Import error detection
CycTools checks for errors and provides user feedback at several points during the import process. CycTools will directly reject syntax errors such as bad file formats of invalid references to database objects. Illegal database operations on the BioCyc database will cause failed imports in the final commit step, which will be flagged to users so that they can revert the database to an unmodified state. Imports with identifiers which cannot be resolved to existing database objects will be reported to the user as such.

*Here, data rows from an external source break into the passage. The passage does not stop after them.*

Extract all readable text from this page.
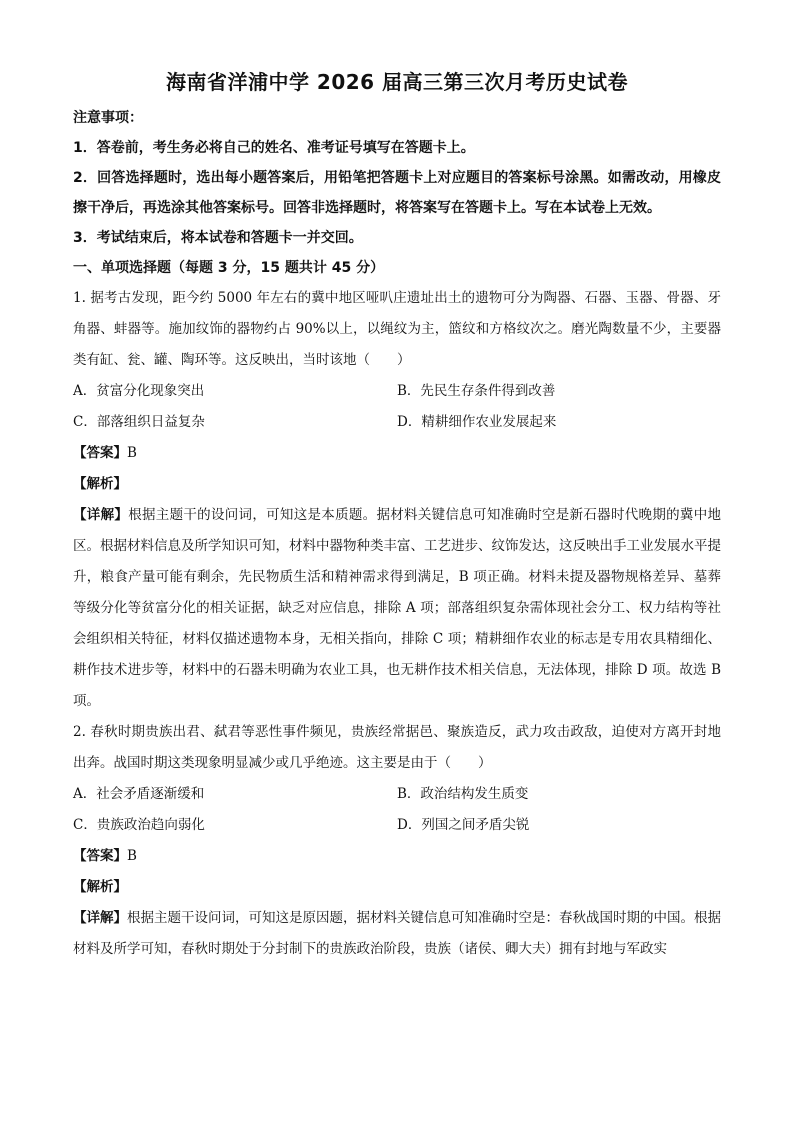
海南省洋浦中学 2026 届高三第三次月考历史试卷

注意事项：

1．答卷前，考生务必将自己的姓名、准考证号填写在答题卡上。

2．回答选择题时，选出每小题答案后，用铅笔把答题卡上对应题目的答案标号涂黑。如需改动，用橡皮擦干净后，再选涂其他答案标号。回答非选择题时，将答案写在答题卡上。写在本试卷上无效。

3．考试结束后，将本试卷和答题卡一并交回。

一、单项选择题（每题 3 分，15 题共计 45 分）

1. 据考古发现，距今约 5000 年左右的冀中地区哑叭庄遗址出土的遗物可分为陶器、石器、玉器、骨器、牙角器、蚌器等。施加纹饰的器物约占 90%以上，以绳纹为主，篮纹和方格纹次之。磨光陶数量不少，主要器类有缸、瓮、罐、陶环等。这反映出，当时该地（　　）

A．贫富分化现象突出	B．先民生存条件得到改善
C．部落组织日益复杂	D．精耕细作农业发展起来

【答案】B

【解析】

【详解】根据主题干的设问词，可知这是本质题。据材料关键信息可知准确时空是新石器时代晚期的冀中地区。根据材料信息及所学知识可知，材料中器物种类丰富、工艺进步、纹饰发达，这反映出手工业发展水平提升，粮食产量可能有剩余，先民物质生活和精神需求得到满足，B 项正确。材料未提及器物规格差异、墓葬等级分化等贫富分化的相关证据，缺乏对应信息，排除 A 项；部落组织复杂需体现社会分工、权力结构等社会组织相关特征，材料仅描述遗物本身，无相关指向，排除 C 项；精耕细作农业的标志是专用农具精细化、耕作技术进步等，材料中的石器未明确为农业工具，也无耕作技术相关信息，无法体现，排除 D 项。故选 B 项。

2. 春秋时期贵族出君、弑君等恶性事件频见，贵族经常据邑、聚族造反，武力攻击政敌，迫使对方离开封地出奔。战国时期这类现象明显减少或几乎绝迹。这主要是由于（　　）

A．社会矛盾逐渐缓和	B．政治结构发生质变
C．贵族政治趋向弱化	D．列国之间矛盾尖锐

【答案】B

【解析】

【详解】根据主题干设问词，可知这是原因题，据材料关键信息可知准确时空是：春秋战国时期的中国。根据材料及所学可知，春秋时期处于分封制下的贵族政治阶段，贵族（诸侯、卿大夫）拥有封地与军政实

Many errors in data entry are technically valid and thus cannot be differentiated from intentional input. If a slot label is misspelled, for example, CycTools will assume the user intends to create a slot using the misspelled label. The preview step provides users with a frame-by-frame comparison of the database in a modified and an unmodified state. Users are encouraged to browse the anticipated changes in order to detect any data entry errors that would otherwise be valid imports.